The African surgeon should make the maximum impact at the lowest possible cost to as many people in a society as possible. “Our training in fields like intensive care and insight into pulmonology, gastroenterology and cardiology give us the possibility of expanding our roles in African medicine. We must also remember that we are trained physicians as well.

“Should people die or suffer tremendously while we can train a group of surgical specialists or retraining general surgeons to expand our impact on cardiothoracic disease in Africa using available technology maybe more creatively? We have made great progress in establishing an African School for Cardiothoracic Surgery.”

Prof. Smit also highlighted the role of the annual Hannes Meyer National Registrar Symposium that culminated in having an eight-strong international panel sponsored by the ICC of EACTS to present a scientific course as well as advanced surgical techniques in conjunction with the Hannes Meyer Symposium in 2010.

Prof. Smit says South Africa is fast becoming the driving force in cardiothoracic surgery in Africa. South Africa is the only country that has the knowledge, technology and skills base to act as the springboard for the development of cardiothoracic surgery in Africa.

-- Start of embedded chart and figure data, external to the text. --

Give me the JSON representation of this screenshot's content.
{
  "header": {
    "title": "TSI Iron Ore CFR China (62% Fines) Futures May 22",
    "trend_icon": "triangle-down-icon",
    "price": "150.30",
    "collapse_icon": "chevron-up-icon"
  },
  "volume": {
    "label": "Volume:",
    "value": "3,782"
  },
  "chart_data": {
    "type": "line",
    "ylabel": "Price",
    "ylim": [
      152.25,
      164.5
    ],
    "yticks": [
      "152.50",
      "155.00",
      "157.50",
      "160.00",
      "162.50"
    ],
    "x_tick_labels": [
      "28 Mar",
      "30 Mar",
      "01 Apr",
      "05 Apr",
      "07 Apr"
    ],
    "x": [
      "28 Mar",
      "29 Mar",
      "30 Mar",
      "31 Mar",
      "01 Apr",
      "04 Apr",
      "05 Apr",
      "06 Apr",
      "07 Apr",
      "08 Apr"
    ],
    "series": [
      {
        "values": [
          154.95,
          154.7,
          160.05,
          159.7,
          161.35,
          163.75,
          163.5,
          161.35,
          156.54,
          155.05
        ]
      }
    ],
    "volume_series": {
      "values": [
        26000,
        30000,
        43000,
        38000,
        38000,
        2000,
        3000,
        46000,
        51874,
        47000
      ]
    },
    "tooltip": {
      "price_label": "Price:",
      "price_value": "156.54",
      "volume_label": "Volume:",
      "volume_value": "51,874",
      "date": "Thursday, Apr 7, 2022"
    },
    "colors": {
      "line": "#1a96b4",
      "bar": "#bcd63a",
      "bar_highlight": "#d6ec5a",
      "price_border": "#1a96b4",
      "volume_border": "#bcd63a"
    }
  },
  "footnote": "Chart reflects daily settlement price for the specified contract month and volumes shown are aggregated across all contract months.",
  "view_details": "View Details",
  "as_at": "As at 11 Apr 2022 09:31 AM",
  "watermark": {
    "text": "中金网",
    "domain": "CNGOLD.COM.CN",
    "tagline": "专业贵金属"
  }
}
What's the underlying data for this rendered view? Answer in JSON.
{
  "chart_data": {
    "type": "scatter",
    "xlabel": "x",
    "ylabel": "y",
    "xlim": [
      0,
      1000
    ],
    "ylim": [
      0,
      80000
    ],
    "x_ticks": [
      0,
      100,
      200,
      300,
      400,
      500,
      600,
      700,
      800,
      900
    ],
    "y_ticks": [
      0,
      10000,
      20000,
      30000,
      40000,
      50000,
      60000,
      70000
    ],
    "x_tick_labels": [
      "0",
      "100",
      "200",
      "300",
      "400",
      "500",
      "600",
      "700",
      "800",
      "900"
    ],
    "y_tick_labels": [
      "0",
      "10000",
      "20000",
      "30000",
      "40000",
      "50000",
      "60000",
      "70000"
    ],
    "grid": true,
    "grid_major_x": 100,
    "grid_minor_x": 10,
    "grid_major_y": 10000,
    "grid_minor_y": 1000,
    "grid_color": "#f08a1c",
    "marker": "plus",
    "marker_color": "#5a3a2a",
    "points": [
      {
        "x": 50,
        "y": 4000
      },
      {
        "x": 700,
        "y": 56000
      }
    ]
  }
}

South Africa, however, is experiencing its own problems. Mortality has doubled in the years from 1997 to 2005 and half the population in the Free State dies between 40 to 44 years of age.

“If we do not need health professionals to determine the quality and quantity of service delivery to the population and do not want to involve them in this process, we can get rid of them, but then the political leaders making that decision must accept responsibility for the clinical outcomes and life expectancies of their fellow citizens.

“We surely cannot expect to impose the same medical legal principles on professionals working in unsafe hospitals and who have complained and made authorities aware of these conditions than upon those working in functional institutions. Either fixes the institutions or indemnifies medical personnel working in these conditions and defends the decision publicly.

“Why do I have to choose the three out of four patients that cannot have a lifesaving operation and will have to die on their own while the system pretends to deliver treatment to all?”

Prof. Smit says developing a service package with guidelines in the public domain will go a long way towards addressing this issue. It is also about time that we have to admit that things are simply not the same. Standards are deteriorating and training outcomes are or will be affected.

The people who make decisions that affect healthcare service delivery and outcomes, the quality of training platforms and research, in a word, the future of South African medicine, firstly need rules and boundaries. He also suggested that maybe the government should develop health policy in the public domain and then outsource healthcare delivery to people who can actually deliver including thousands of experts employed but ignored by the State at present.

“It is time that we all have to accept our responsibilities at all levels… and act decisively on matters that will determine the quality and quantity of medical care for this and future generations in South Africa and Africa. Time is running out,” Prof. Smit says.